Hekmati owns a jewelry business in New York City and served on the Great Neck Estates zoning board. He is, by every account, a contributing member of his community with deep roots in the area. The regime in Tehran apparently does not care about any of that.
The complicating factor now is the ongoing military conflict. The war the United States and Israel have launched against Iran creates real uncertainty around any diplomatic channel that might otherwise be used to negotiate Hekmati’s release. Suozzi, who has expressed sympathy with President Trump’s decision to go to war while raising procedural concerns, acknowledged the stakes directly.
“This is a promising step,” Suozzi said of the designation. “We now need the administration to bring him home as soon as possible. It could not be more urgent.”
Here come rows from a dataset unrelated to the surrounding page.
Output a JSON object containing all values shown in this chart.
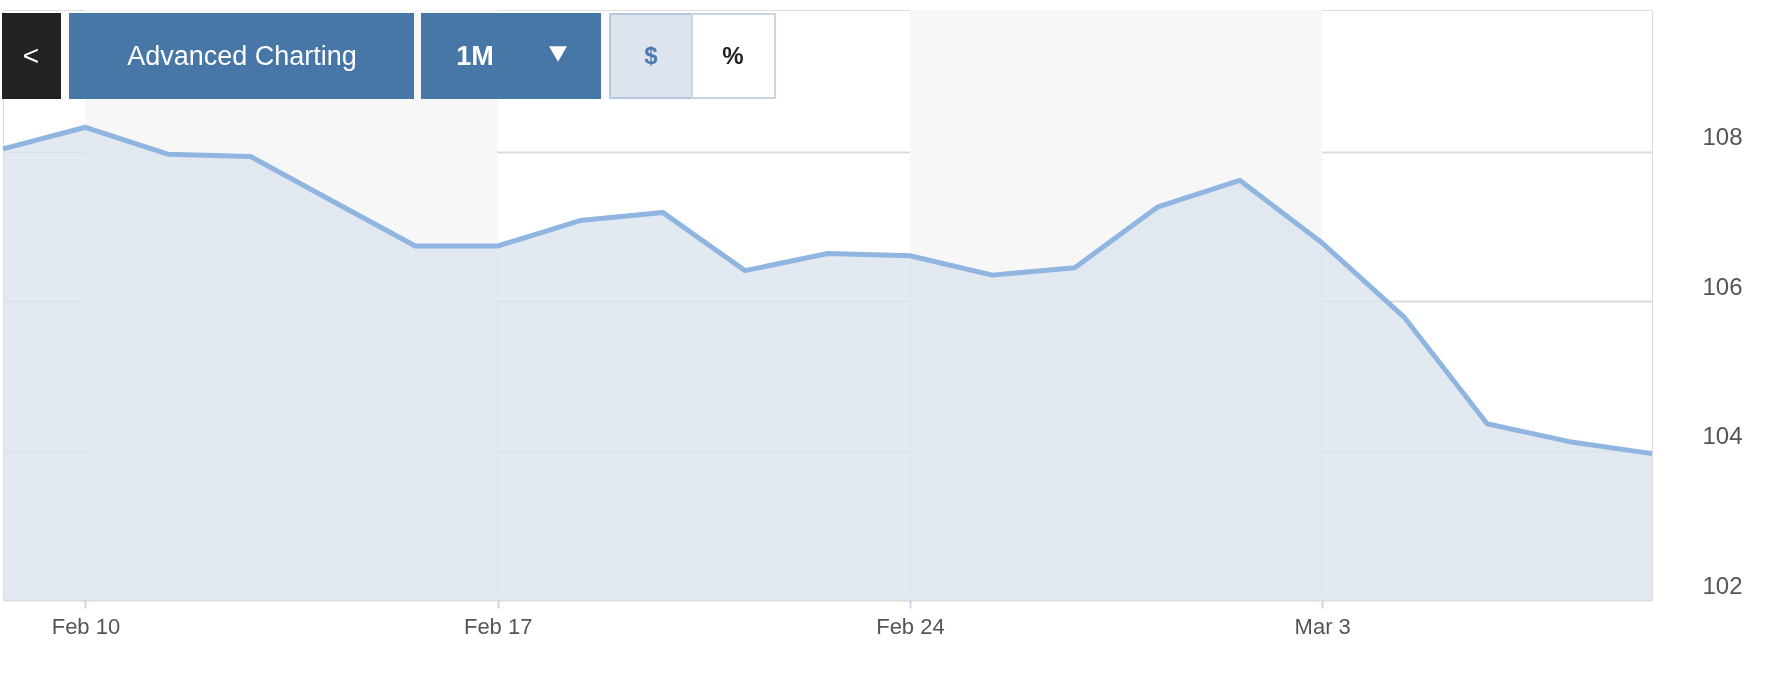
{
  "chart_data": {
    "type": "area",
    "categories": [
      null,
      "Feb 10",
      null,
      null,
      null,
      null,
      "Feb 17",
      null,
      null,
      null,
      null,
      "Feb 24",
      null,
      null,
      null,
      null,
      "Mar 3",
      null,
      null,
      null,
      null
    ],
    "series": [
      {
        "color": "#8fb5e0",
        "values": [
          108.04,
          108.33,
          107.97,
          107.94,
          107.34,
          106.74,
          106.74,
          107.08,
          107.19,
          106.41,
          106.64,
          106.61,
          106.35,
          106.45,
          107.26,
          107.62,
          106.78,
          105.78,
          104.36,
          104.12,
          103.96
        ]
      }
    ],
    "ylim": [
      102,
      109.9
    ],
    "yticks": [
      102,
      104,
      106,
      108
    ],
    "bands": [
      {
        "axis": "x",
        "from": "Feb 10",
        "to": "Feb 17",
        "color": "#f7f7f7"
      },
      {
        "axis": "x",
        "from": "Feb 24",
        "to": "Mar 3",
        "color": "#f7f7f7"
      }
    ],
    "annotations": [
      "<",
      "Advanced Charting",
      "1M",
      "$",
      "%"
    ],
    "grid": "y",
    "marker": "none",
    "line_style": "solid"
  }
}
He’s not wrong about the urgency. A 70-year-old man with cancer, held in one of the world’s most brutal political prisons, does not have the luxury of waiting for diplomatic conditions to align perfectly. The administration needs to treat Hekmati’s case as a priority, not a footnote.
Suozzi pledged to keep pushing. “I will continue to use every option available to me to push for Mr. Hekmati’s release,” he said.
The wrongful detainee designation is a meaningful step, and it sends a signal that Washington has not forgotten Kamran Hekmati. But a designation is paper. What Hekmati needs is a plane ticket home. The administration has the tools. Now it needs the will to use them before time runs out.